Next was my reviewing. If you'll look around my account, you may notice that I'm not quite out of this phase yet, though given my last post in that particular blog, it's clearly well overdue. I may even delete it after this post. Let's see if I remember. Yet this is not where it began, oh no. Before EM was created, I was first jumping into the realm of website creation and design. From scratch. How hard can it be? I thought. So quickly I got myself a free .cc domain, a WordPress account, and got everything together. I made up a witty name, Tone Deaf music reviews, I put up reviews that no-one read and I was happy. Well, mildly amused at my own good self.

Then I became a dirty hipster.

Everyone uses Wordpress. Lets find a more obscure blogging platform. Sure it might be unstable but fuck if I won't be the coolest cat in town.

Long story short, a few site overhauls, lots of accidentally deleted content and a couple of extremely stupid months later it was all too much than I could be bothered with. I was making a shitty music review site that no-one read. This was far too much trouble. I wasn't committed, I wasn't going to update, I had exams and other projects, and a slowly dwindling social life to save.

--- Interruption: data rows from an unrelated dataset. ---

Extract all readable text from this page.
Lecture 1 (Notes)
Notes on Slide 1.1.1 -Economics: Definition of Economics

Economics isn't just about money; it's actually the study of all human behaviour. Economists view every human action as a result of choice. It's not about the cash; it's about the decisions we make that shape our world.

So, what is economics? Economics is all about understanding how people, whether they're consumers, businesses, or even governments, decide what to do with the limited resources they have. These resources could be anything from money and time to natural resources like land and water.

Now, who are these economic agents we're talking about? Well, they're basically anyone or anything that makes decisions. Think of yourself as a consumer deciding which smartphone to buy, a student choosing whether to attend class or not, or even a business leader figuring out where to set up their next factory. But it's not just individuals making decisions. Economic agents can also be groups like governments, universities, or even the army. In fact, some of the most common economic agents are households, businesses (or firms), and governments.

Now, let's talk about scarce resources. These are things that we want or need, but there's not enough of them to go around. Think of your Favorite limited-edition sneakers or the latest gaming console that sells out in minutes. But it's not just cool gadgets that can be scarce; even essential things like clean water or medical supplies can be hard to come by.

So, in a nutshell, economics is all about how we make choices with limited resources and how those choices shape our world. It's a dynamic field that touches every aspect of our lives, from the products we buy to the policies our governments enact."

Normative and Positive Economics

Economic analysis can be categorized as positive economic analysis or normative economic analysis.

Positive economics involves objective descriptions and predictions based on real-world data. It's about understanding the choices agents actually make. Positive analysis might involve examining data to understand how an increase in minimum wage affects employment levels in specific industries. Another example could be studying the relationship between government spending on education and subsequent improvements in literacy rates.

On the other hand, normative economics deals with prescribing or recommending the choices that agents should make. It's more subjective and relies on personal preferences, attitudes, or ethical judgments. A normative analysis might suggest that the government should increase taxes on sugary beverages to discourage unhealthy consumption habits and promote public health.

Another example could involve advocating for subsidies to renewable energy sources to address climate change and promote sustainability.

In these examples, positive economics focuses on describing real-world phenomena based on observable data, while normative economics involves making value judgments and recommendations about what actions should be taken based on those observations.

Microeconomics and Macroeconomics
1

This process happened about 2-3 times. Eventually I accidentally let the site go unchanged for a few months and the domain guys killed it off. Fair enough. I wasn't using it, so why let me take up the space?

Somewhere along the line I discovered 4chan, and so discovered /mu/, and so discovered music blogs like We Fucking Love Music. I decided that I wanted a piece of that particular pie again. But I would be smart. Yes, this would be a small operation, that I would only give to my friends. They would tell other people and they would tell other-yada yada yada. Once again I fell to the dreams of Internet Fame. I created Excess Music, and started posting my posts to Facebook. All was once again well. I had what amounted to a website, I guess, and I was "reviewing" music. And then I forgot about it and stopped updating. Then I remembered, but I was too busy. Then I remembered again but just couldn't be bothered. Other sites like it were getting shut down, and while mine was too small to really matter, I didn't fancy getting sued. Once again it just because too much trouble for what it was worth.

I'm sure I've forgotten small things, blogs started but ignored, forums joined but forgotten. Lots of small attempts to reach above the backwash of anonymity to grab a piece of the sacred Internet Famous cake.

So, some time passes and I think to myself "I need a blog". Just 'cause. No ulterior motive, just somewhere to put my thoughts. If other people want to read it, I welcome it, but primarily I just need somewhere that's mine.

And that's why, if you're still reading, I put you through the above. Maybe you found it interesting. Maybe it struck a chord with you, I don't know. I have no illusions that I am the only one with such experiences.

Even now you can see I am asking for some kind of readership. The quest for Internet Fame is a hard one to break. Anonymity is a blessing and a curse, and given the number of Facebook stalking cases you hear about, many clearly wish to be more than everyone else, be it through adding everyone you don't know on the social networking site of your choice or uploading videos of yourself being a complete twat on YouTube. And obviously I'm no different. The very creation of a blog instead of just writing a pen and paper journal is testament to that.

I don't want to be Internet Famous. That is what I will tell myself. I don't want to be Internet famous. Being Internet Famous is usually the result of being a complete fuckwad. To get famous on the Internet quick you have to make yourself a caricature. A screaming, attention whoring zoo animal, that people keep coming back to to see if you'll fling shit at the camera again. Or, god forbid, a meme.

True, some people make it without sacrificing their dignity. Plenty of people actually. And maybe one day I'll find myself wanting to become one of them again. And maybe I'll have the commitment to do so. For now though, I don't want to be Internet Famous.

That said, I'd settle for being Internet Liked.